Minehunters salute 100 Days for Change

Published on LEUT Des Paroz (author), ABIS Kieren Whiteley (photographer)

Location(s): HMAS Waterhen, Sydney

Topic(s): HMAS Waterhen, Keeping Watch, HMAS Huon (M82), 100 Days For Change

Members of the Royal Australian Navy's Mine Warfare community gathered for a bake sale, hosted by Minehunter Coastal crew HMAS Huon at Sydney base HMAS Waterhen, in support of 100 Days For Change. (photo: ABIS Kieren Whiteley)
Members of the Royal Australian Navy's Mine Warfare community gathered for a bake sale, hosted by Minehunter Coastal crew HMAS Huon at Sydney base HMAS Waterhen, in support of 100 Days For Change.

When the Royal Australian Navy Minehunter HMAS Huon held a cake sale alongside Sydney’s HMAS Waterhen last week, the Commanding Officer took the opportunity to take the attendees out of their comfort zones when thinking about diversity in Navy and beyond.

Lieutenant Commander Alan Parton accepted the challenge laid down by the Chief of Navy to support the 100 Days for Change initiative by facilitating a discussion on equity and diversity, and bringing attention to women’s sport.

“As a white, heterosexual male I am part of the majority within Defence, and in most organisations,” he said.

“I wanted to try and see and experience, even it was for a brief moment, what it would be like to be outside that group to experience a tiny bit of what it would be like to be different and to have doubt, mistrust, suspicion and the questioning of my abilities.

“Although for me this would last for seconds, for others it lasts a lifetime.”

With the support of the Warrant Officer of the Navy, Lieutenant Commander Parton gained approval for members of his crew and other personnel based at Waterhen to paint their right pinkie fingers with pink nail polish for the day.

“This created several instances for me to have people look at me and make a snap judgement based solely upon my appearance.”

In addition to the Huon’s crew, the challenge was accepted by the ship’s companies of HMA Ships Diamantina, Gascoyne and Yarra, with many members making gold coin donations to sport the pink pinkie.

Also supporting the initiative was the Head Coach of Navy’s Women’s AFL Team, Lieutenant Commander Elisabeth Quinn, who travelled from Canberra to speak to the assembled sailors and officers about the role of women’s sport.

“Although many see women’s sport as being relatively new, the first recorded Australian Rules football match played by women was played in 1917,” Lieutenant Commander Quinn said.

“When you take up the challenge to go and support a women’s sport you will experience a level of passion and intensity up there with any other sporting match—you won’t find a more passionate, hardworking and dedicated group of people than those involved in women’s sport.

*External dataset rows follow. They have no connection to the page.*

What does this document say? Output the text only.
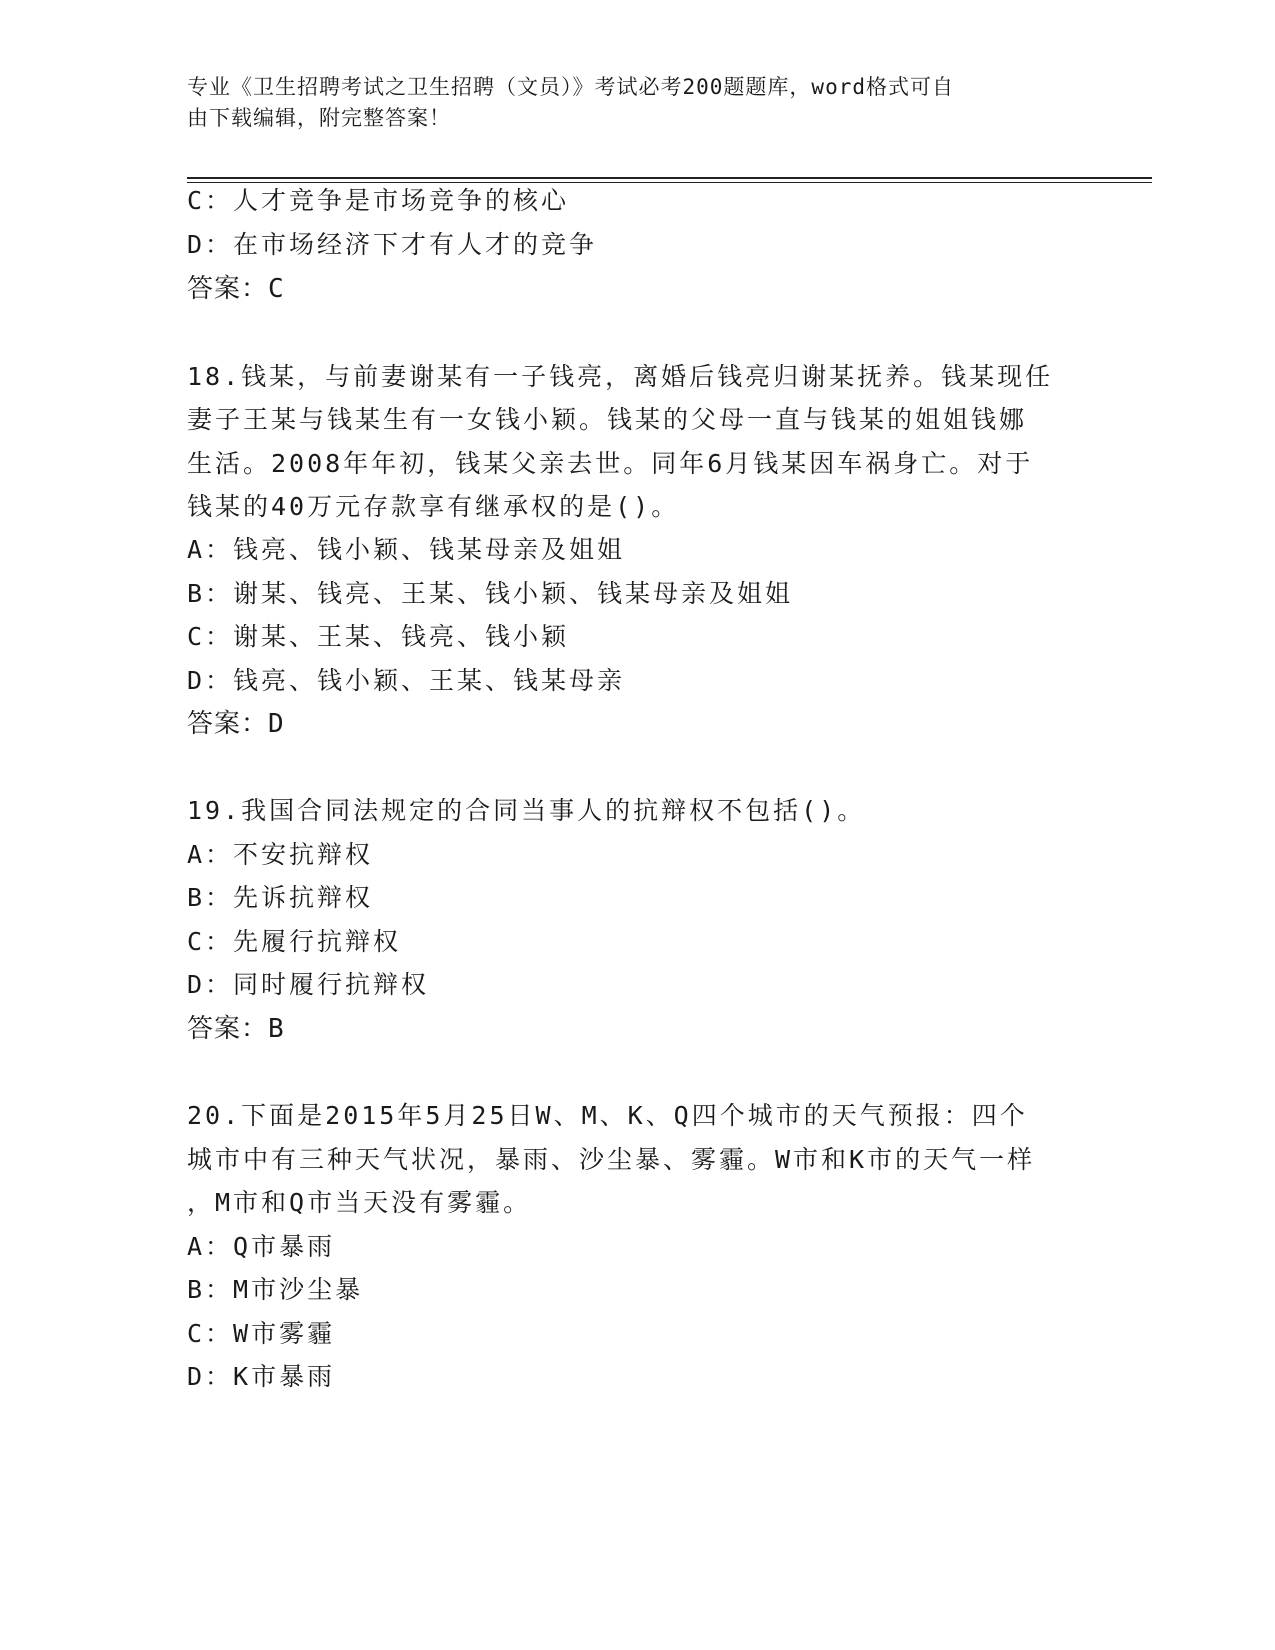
专业《卫生招聘考试之卫生招聘（文员）》考试必考200题题库，word格式可自
由下载编辑，附完整答案！
C：人才竞争是市场竞争的核心
D：在市场经济下才有人才的竞争
答案：C
18.钱某，与前妻谢某有一子钱亮，离婚后钱亮归谢某抚养。钱某现任
妻子王某与钱某生有一女钱小颖。钱某的父母一直与钱某的姐姐钱娜
生活。2008年年初，钱某父亲去世。同年6月钱某因车祸身亡。对于
钱某的40万元存款享有继承权的是()。
A：钱亮、钱小颖、钱某母亲及姐姐
B：谢某、钱亮、王某、钱小颖、钱某母亲及姐姐
C：谢某、王某、钱亮、钱小颖
D：钱亮、钱小颖、王某、钱某母亲
答案：D
19.我国合同法规定的合同当事人的抗辩权不包括()。
A：不安抗辩权
B：先诉抗辩权
C：先履行抗辩权
D：同时履行抗辩权
答案：B
20.下面是2015年5月25日W、M、K、Q四个城市的天气预报：四个
城市中有三种天气状况，暴雨、沙尘暴、雾霾。W市和K市的天气一样
，M市和Q市当天没有雾霾。
A：Q市暴雨
B：M市沙尘暴
C：W市雾霾
D：K市暴雨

“Today there are pathways for junior sailors and officers—male and female—to be involved in a variety of sports at advanced levels.

The cake sale and gold coin donations raised over $200, with the proceeds going to the ‘Keeping Watch’ charity.

Huon’s Commanding Officer was pleased with the event, and the attention raised to the challenges faced by those that have different perspectives in life.

“Being different should not make a difference,” Lieutenant Commander Parton said.